CANÉ L; GUZMÁN F; BALLATI G; DAZA-MILLONE A; MARTINI F; MATE S; HERLAX V

Congreso; 20th IUPAB Congress, 45th Annual SBBf Meeting, and 50th Annual SBBq Meeting; 2021

INTRODUCTION: Escherichia coli alpha hemolysin (HlyA) is a pore-forming protein which belongs to the ´Repeat in toxins´(RTX) family. Although HlyA does not need cholesterol as a receptor to be active, the presence of this lipid in target cells enhances its activity. Several CRAC (Cholesterol Recognition/interaction Aminoacid Consensus sequence) and CARC (similar to CRAC but with the the opposite orientation) were found in HlyA sequence. Only one CARC is present in the insertion domain into membranes of the toxin. OBJETIVE: The aim of this work was to study the role of the CARC domain present in the N-terminal portion of the toxin in the interaction with membranes.
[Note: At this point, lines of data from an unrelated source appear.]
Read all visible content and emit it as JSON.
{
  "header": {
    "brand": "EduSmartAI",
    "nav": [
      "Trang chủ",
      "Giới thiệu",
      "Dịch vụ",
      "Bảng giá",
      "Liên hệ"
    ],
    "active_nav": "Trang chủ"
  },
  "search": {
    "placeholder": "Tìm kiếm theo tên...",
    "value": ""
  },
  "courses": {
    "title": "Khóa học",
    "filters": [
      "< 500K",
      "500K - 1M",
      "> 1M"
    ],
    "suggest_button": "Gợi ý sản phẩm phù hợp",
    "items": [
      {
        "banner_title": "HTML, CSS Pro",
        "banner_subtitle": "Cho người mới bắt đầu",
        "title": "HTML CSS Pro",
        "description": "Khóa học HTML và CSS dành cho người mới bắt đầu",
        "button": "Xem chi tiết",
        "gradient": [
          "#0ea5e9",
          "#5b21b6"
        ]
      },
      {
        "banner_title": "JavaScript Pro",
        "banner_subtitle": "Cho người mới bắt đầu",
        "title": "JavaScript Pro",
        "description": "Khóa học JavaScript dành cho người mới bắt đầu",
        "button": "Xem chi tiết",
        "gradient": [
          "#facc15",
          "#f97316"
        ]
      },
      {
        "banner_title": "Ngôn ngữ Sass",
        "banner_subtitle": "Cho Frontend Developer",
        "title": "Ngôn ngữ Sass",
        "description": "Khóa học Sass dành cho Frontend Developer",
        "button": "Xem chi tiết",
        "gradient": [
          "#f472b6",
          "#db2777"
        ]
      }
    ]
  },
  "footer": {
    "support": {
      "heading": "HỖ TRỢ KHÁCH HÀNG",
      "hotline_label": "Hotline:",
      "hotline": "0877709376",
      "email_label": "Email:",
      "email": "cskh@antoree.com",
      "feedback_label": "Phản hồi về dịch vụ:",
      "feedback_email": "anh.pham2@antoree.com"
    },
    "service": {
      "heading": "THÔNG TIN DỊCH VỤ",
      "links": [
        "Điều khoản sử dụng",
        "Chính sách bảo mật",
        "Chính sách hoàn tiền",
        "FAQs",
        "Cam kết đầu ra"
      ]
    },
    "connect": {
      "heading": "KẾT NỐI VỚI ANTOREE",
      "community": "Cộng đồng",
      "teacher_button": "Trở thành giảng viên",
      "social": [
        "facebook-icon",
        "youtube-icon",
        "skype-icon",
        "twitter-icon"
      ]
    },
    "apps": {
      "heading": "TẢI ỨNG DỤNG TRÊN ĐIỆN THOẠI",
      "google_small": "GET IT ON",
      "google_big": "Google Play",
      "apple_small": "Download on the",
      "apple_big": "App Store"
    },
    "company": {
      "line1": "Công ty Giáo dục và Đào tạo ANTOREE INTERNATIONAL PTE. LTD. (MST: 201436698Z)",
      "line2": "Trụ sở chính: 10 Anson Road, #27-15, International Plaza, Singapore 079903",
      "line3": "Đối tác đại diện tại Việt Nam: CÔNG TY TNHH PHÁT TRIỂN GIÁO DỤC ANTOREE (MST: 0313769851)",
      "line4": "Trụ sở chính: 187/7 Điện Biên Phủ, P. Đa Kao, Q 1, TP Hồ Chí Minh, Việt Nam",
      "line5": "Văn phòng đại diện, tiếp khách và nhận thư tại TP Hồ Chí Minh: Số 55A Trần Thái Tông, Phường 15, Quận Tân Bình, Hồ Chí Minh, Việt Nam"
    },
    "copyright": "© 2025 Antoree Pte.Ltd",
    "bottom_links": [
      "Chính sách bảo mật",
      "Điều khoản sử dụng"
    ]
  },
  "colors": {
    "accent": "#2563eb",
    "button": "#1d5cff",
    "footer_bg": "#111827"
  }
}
MATERIALS AND METHODS: Two peptides derived from HlyA were synthesized: PEPY: corresponds to a CARC sequence in the transmembrane domain of HlyA and PEPA: similar to PEPY but with residue Y347 substituted by A. Peptides were synthesized by the solid phase peptide synthesis method (Fmoc strategy) and purified by HPLC; peptide molecular mass and structure were determined by mass spectrometry and circular dichroism. Langmuir monolayer assays and Surface Plasmon Resonance (SPR) were performed to study insertion and association of the peptides into different POPC:Cho lipid mixtures (1:0, 4:1; 2:1). In addition, Molecular Dynamics (MD) simulations of the peptides with bilayers of those same compositions were carried out by using the united-atoms force field GROMOS. DISCUSSION AND RESULTS: MD simulations, Langmuir monolayer and SPR assays all show that PEPY has more affinity and inserts more into POPC:Cho (4:1) membranes, also that PEPA presents less affinity and insertion into lipid membranes in general. CONCLUSIONS: These results indicate that the CRAC peptide derived from the N-terminal region of HlyA has a strong affinity for POPC:Cho (4:1) membranes, and that peptide-lipid interaction strongly depends on the presence of residue Y347.